Even though I’m quite schooled on the advantages of leasing equipment and I’ve spoken about it in this blog previously, I never really expressed just how flexible it is, and how it could help companies of any size, no matter their goals.
I also never really got into the accounting principles of leasing, and how the different types of accounting look at leasing. This is actually an important part of the leasing equation, and we should discuss it.
So let’s start a new series on leasing. In the weeks that follow, we’ll discuss:
- The Two Different Accounting Principles – Book Accounting and Tax Accounting.
- How the Two Accounting Principles View Leasing.
- The Advantages of Leasing – Taxes and Balance Sheets.
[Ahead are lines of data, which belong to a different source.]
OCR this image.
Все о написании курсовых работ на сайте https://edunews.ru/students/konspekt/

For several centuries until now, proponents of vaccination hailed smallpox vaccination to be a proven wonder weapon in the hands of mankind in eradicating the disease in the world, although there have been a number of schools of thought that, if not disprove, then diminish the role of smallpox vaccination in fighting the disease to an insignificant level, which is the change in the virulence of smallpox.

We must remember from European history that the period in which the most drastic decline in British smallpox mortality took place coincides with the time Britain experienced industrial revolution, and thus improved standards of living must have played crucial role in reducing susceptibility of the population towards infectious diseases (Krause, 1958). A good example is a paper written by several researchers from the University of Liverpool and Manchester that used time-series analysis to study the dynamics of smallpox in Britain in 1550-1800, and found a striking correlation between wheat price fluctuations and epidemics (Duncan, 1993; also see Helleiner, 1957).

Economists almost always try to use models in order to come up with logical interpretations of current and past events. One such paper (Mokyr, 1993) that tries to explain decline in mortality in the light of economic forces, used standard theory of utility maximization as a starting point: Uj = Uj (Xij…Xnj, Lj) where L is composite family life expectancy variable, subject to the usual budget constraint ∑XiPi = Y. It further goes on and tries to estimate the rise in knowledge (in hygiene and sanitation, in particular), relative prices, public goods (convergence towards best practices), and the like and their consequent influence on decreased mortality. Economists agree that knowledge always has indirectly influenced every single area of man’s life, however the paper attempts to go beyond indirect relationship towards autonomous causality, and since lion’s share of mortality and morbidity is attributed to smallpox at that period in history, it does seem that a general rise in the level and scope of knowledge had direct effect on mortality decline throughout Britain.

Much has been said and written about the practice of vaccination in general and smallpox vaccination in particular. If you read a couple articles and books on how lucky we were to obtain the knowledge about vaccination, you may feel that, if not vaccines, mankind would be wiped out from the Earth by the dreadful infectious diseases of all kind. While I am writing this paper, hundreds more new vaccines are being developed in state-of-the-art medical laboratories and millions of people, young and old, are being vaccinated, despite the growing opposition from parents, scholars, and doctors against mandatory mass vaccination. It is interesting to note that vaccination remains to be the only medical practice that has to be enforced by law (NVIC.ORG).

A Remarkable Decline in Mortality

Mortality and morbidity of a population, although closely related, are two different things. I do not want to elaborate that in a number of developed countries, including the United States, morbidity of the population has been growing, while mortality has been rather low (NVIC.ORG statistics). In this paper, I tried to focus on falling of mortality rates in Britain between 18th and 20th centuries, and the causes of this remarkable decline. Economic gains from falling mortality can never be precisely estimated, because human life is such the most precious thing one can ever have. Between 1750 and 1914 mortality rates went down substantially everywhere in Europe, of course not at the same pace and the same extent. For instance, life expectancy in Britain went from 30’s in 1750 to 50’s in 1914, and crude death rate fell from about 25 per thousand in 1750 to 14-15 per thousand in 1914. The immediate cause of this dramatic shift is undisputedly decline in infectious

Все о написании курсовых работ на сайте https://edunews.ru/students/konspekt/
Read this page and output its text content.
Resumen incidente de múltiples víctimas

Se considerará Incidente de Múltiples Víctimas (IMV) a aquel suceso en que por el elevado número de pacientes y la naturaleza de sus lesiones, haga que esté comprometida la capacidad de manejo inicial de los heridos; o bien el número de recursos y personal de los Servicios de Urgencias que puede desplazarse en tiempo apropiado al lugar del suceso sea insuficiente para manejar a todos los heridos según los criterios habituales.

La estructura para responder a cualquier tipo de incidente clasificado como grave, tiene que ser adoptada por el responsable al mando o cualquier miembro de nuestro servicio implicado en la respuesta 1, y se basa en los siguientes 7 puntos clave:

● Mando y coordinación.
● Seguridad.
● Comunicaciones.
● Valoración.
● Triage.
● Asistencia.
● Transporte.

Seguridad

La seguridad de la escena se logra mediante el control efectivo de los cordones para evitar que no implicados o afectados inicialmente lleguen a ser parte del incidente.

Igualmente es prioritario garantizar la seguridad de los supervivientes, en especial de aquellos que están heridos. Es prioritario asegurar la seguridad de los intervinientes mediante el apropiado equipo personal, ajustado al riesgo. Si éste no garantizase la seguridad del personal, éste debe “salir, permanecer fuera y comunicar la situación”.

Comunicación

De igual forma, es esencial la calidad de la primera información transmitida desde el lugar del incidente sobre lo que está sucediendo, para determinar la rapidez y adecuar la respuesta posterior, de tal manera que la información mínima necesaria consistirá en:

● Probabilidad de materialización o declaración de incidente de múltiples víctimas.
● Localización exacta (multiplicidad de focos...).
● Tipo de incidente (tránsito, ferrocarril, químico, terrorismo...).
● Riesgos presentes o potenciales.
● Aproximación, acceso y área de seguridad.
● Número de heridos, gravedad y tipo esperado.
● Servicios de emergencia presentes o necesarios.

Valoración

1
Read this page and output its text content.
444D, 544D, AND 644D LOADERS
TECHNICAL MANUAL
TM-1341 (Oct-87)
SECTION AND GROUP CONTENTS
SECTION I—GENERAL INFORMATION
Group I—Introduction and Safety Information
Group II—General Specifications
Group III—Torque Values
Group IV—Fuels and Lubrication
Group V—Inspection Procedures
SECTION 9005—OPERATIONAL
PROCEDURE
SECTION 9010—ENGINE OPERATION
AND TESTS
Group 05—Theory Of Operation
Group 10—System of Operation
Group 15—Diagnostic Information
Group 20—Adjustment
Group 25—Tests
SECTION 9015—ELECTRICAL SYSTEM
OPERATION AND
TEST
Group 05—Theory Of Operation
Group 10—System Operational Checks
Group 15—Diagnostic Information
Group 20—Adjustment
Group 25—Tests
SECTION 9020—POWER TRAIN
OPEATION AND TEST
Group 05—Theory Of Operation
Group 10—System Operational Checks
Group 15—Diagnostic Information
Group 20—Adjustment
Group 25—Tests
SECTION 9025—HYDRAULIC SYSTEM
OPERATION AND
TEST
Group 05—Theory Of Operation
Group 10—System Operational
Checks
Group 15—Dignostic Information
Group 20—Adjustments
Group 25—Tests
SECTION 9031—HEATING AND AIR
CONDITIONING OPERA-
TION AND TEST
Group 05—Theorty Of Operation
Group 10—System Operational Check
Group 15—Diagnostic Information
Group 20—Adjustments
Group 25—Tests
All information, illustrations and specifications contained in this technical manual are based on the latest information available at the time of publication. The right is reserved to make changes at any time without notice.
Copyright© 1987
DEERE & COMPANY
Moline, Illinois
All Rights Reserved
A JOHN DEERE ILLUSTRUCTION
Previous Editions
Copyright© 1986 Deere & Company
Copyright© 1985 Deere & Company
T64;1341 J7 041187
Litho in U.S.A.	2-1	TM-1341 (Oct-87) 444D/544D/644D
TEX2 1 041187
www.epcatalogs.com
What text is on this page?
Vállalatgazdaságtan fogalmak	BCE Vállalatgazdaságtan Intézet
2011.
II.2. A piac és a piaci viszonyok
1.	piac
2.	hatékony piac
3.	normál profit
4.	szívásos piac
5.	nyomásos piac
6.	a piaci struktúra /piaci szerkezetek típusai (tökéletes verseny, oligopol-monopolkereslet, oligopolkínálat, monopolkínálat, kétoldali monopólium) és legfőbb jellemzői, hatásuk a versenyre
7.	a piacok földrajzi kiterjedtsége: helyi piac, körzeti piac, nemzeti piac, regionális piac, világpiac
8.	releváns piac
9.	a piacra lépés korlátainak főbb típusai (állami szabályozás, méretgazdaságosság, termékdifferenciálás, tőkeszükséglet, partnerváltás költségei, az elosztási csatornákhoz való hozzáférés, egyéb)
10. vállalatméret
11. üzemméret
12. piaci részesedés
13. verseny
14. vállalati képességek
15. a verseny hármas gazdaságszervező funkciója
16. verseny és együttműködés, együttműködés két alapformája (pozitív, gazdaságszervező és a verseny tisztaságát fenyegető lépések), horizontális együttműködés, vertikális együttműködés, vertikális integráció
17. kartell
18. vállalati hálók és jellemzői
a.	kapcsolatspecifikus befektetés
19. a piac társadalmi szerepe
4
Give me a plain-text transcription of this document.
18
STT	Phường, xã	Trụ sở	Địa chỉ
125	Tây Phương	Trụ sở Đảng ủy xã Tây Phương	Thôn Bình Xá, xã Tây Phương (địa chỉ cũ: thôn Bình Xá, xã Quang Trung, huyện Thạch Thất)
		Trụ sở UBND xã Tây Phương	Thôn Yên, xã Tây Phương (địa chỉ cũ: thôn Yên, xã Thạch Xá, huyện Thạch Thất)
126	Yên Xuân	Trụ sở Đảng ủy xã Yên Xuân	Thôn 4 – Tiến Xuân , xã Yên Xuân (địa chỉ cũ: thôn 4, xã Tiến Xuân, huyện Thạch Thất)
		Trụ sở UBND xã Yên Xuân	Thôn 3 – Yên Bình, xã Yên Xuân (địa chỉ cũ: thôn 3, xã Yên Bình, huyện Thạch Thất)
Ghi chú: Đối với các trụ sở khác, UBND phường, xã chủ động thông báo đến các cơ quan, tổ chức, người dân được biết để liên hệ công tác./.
- Types of Leases and How They Help Companies.
We’ll dive deeper into these topics, but for now, I’m going to give a very big-picture overview: There are generally two main ways a lease can be viewed in an accounting sense – depending on the type of lease, either the leased equipment is seen as “owned” by the company in a tax and balance sheet sense, or it isn’t.
There are advantages to both ways, depending on a company’s size and goals. Some companies (usually smaller businesses) want the tax advantages of ownership, including claiming a Section 179 deduction. So they will choose a lease structure that offers that.
A larger company may prefer to keep the leased equipment off the balance sheet, and have it viewed almost akin to a “rental”. They cannot claim a tax deduction or depreciation of course, but they can also treat the equipment as an expense, which has its own set of advantages (for example, expenses may not need board approval, where capital expenditures may).